I experienced something weird while solving 2050F - Maximum modulo equality. Basically, I tried solving it by decomposing the array into $$$\mathcal{O}(\sqrt{n})$$$ blocks. I submitted several of them each using difference size of blocks, and they passed in 2s during the contest. Surprisingly, in system tests, all of my submissions got TLE on my hack test that was used to hack other similar solutions that worked much slower in the original tests.

It felt really weird, because the most basic gcd implementation we learn is something like this:

int G(int a, int b)
{
    return b ? G(b, a % b) : a;
}

Although a single call for this function takes $$$\mathcal{O(\log{x}})$$$ time where $$$x$$$ is the value of the input, when we repeatedly apply this fuction $$$k$$$ times where either $$$a$$$ or $$$b$$$ is the result of a previous call on this function, it should only take $$$\mathcal{O}(k+\log{x})$$$ because the depth of the recursion gets deeper only when the result gets smaller. Thus, my solution should only take $$$\mathcal{O}((q+\sqrt{n})(\sqrt{n}+\log{x}))$$$ time, which should be fast enough to run in 5s.

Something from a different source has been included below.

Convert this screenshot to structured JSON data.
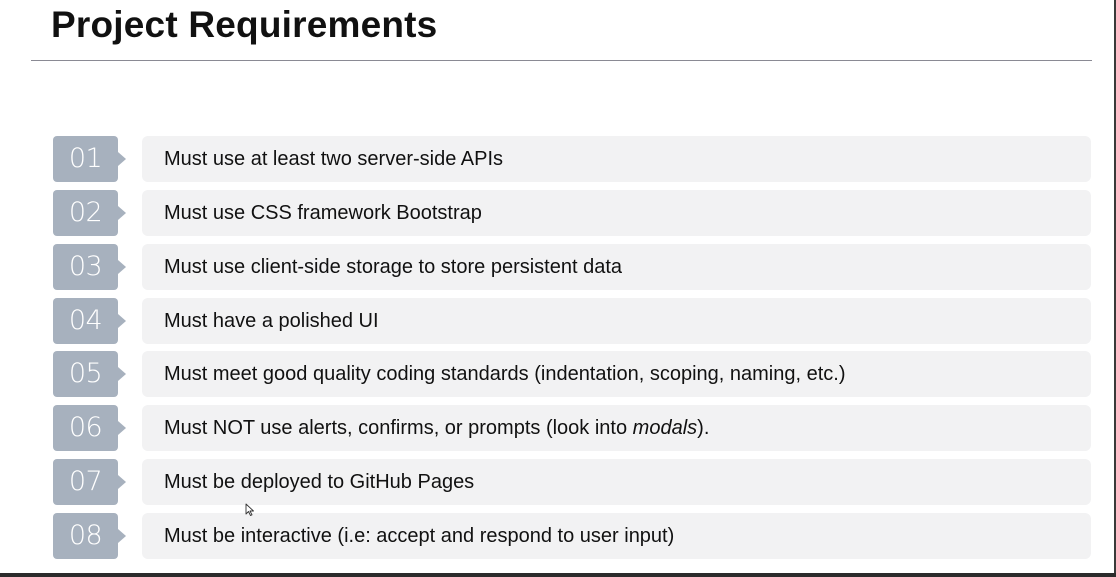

However, the result shows that it's not the case. Check out these three versions (note that I used using ll = int; so the divisions aren't that slow):

• gcd
• __gcd
• G

The first one uses std::gcd, the second one uses __gcd which is a gcc extension, and the third one uses the G function I wrote above. The first one got TLE, while the other two took only around 2 seconds. So, why did this happen?

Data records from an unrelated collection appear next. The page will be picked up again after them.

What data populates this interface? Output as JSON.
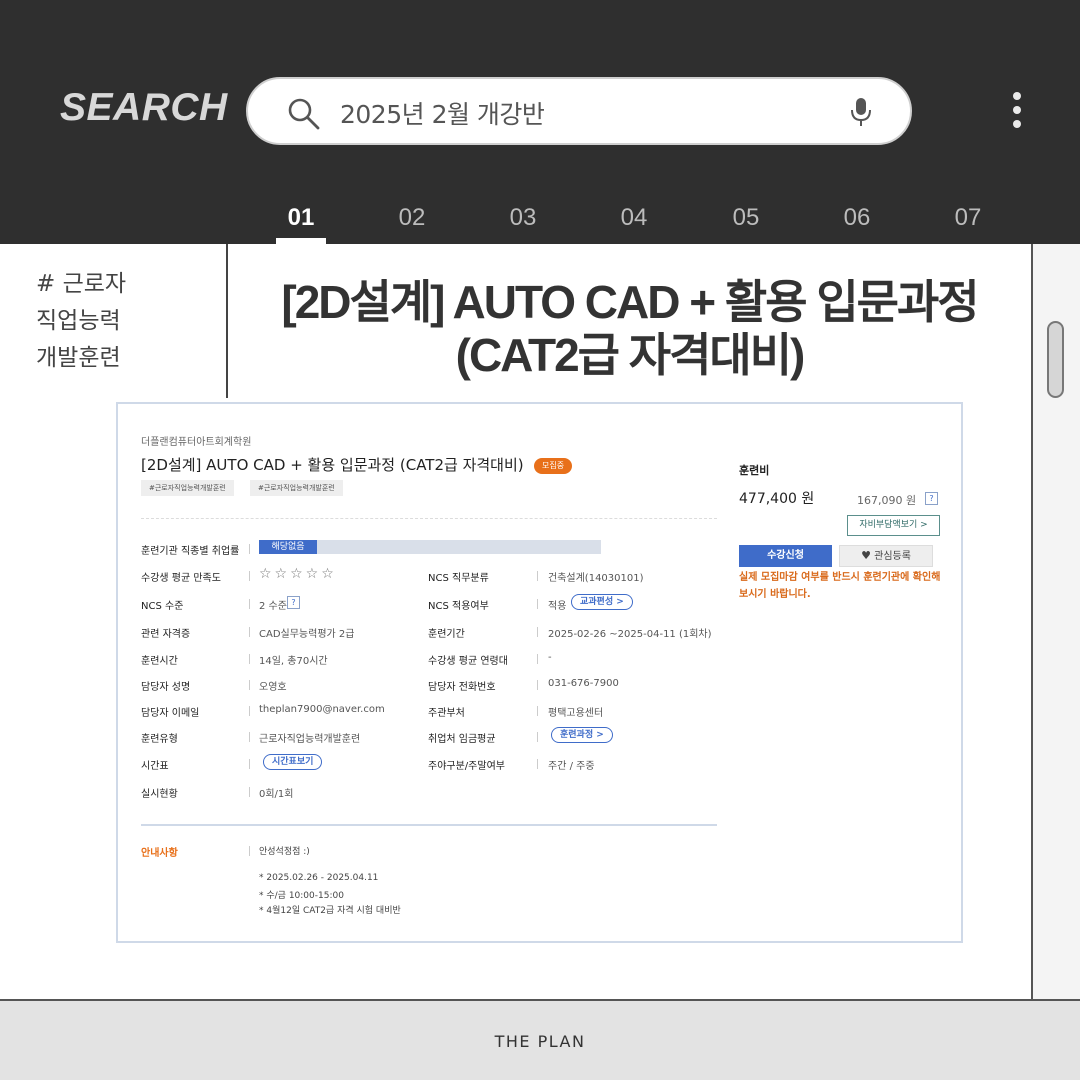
{
  "header": {
    "search_word": "SEARCH",
    "query": "2025년 2월 개강반",
    "tabs": [
      "01",
      "02",
      "03",
      "04",
      "05",
      "06",
      "07"
    ],
    "active_tab": "01"
  },
  "side": {
    "tag_line1": "# 근로자",
    "tag_line2": "직업능력",
    "tag_line3": "개발훈련"
  },
  "main": {
    "title_line1": "[2D설계] AUTO CAD + 활용 입문과정",
    "title_line2": "(CAT2급 자격대비)"
  },
  "card": {
    "institution": "더플랜컴퓨터아트회계학원",
    "course_title": "[2D설계] AUTO CAD + 활용 입문과정 (CAT2급 자격대비)",
    "status_badge": "모집중",
    "chips": [
      "#근로자직업능력개발훈련",
      "#근로자직업능력개발훈련"
    ],
    "rows": {
      "employment_label": "훈련기관 직종별 취업률",
      "employment_value": "해당없음",
      "satisfaction_label": "수강생 평균 만족도",
      "stars": "☆☆☆☆☆",
      "ncs_class_label": "NCS 직무분류",
      "ncs_class_value": "건축설계(14030101)",
      "ncs_level_label": "NCS 수준",
      "ncs_level_value": "2 수준",
      "ncs_apply_label": "NCS 적용여부",
      "ncs_apply_value": "적용",
      "curriculum_button": "교과편성 >",
      "cert_label": "관련 자격증",
      "cert_value": "CAD실무능력평가 2급",
      "period_label": "훈련기간",
      "period_value": "2025-02-26 ~2025-04-11 (1회차)",
      "hours_label": "훈련시간",
      "hours_value": "14일, 총70시간",
      "age_label": "수강생 평균 연령대",
      "age_value": "-",
      "manager_label": "담당자 성명",
      "manager_value": "오영호",
      "phone_label": "담당자 전화번호",
      "phone_value": "031-676-7900",
      "email_label": "담당자 이메일",
      "email_value": "theplan7900@naver.com",
      "dept_label": "주관부처",
      "dept_value": "평택고용센터",
      "type_label": "훈련유형",
      "type_value": "근로자직업능력개발훈련",
      "wage_label": "취업처 임금평균",
      "course_button": "훈련과정 >",
      "schedule_label": "시간표",
      "schedule_button": "시간표보기",
      "daynight_label": "주야구분/주말여부",
      "daynight_value": "주간 / 주중",
      "status_label": "실시현황",
      "status_value": "0회/1회"
    },
    "notice": {
      "label": "안내사항",
      "line1": "안성석정점 :)",
      "line2": "* 2025.02.26 - 2025.04.11",
      "line3": "* 수/금 10:00-15:00",
      "line4": "* 4월12일 CAT2급 자격 시험 대비반"
    },
    "fee": {
      "label": "훈련비",
      "amount": "477,400 원",
      "self_amount": "167,090 원",
      "self_pay_button": "자비부담액보기 >",
      "apply_button": "수강신청",
      "wish_button": "관심등록",
      "warning": "실제 모집마감 여부를 반드시 훈련기관에 확인해보시기 바랍니다."
    }
  },
  "footer": {
    "text": "THE PLAN"
  }
}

I asked about this to some people, and the conclusion was that std::gcd is maybe using binary gcd algorithm, which still takes time proportional to the number of significant bits of the input, even if the result remains large. For example, when res = 0 initially, repeatedly calling res = gcd(res, (int)1e9) will keep taking time proportional to $$$\log{10^9}$$$ each time, while the traditional Euclidian algorithm will only call itself recursively once each time. Conclusively, my solution with std::gcd was likely to be $$$\mathcal{O}((q+\sqrt{n})(\sqrt{n}\log{x}))$$$, which is too slow indeed.

qwerasdfzxcl suggested me using b = gcd(a % b, b) instead of b = gcd(a, b), and it does work: 295441081, and it's a lot faster than the other versions! I was told that it will bound at $$$\mathcal{O}(k+\log^2{x})$$$, but I don't quite understand this well so if anyone has idea on this, please do comment. and the theory is that assuming gcd returns $$$b$$$ immediately when $$$a\%b=0$$$, any other case will be that $$$b$$$ is at least halved after this gcd call and this happens only $$$\mathcal{O}(\log{x})$$$ times.

Lessons learned: Do not naively use std::gcd when we need to repeatedly perform gcd on its result. Alternatively, using C++17 works, presumbaly because it used Euclidan algorithm back then. C++23 doesn't work.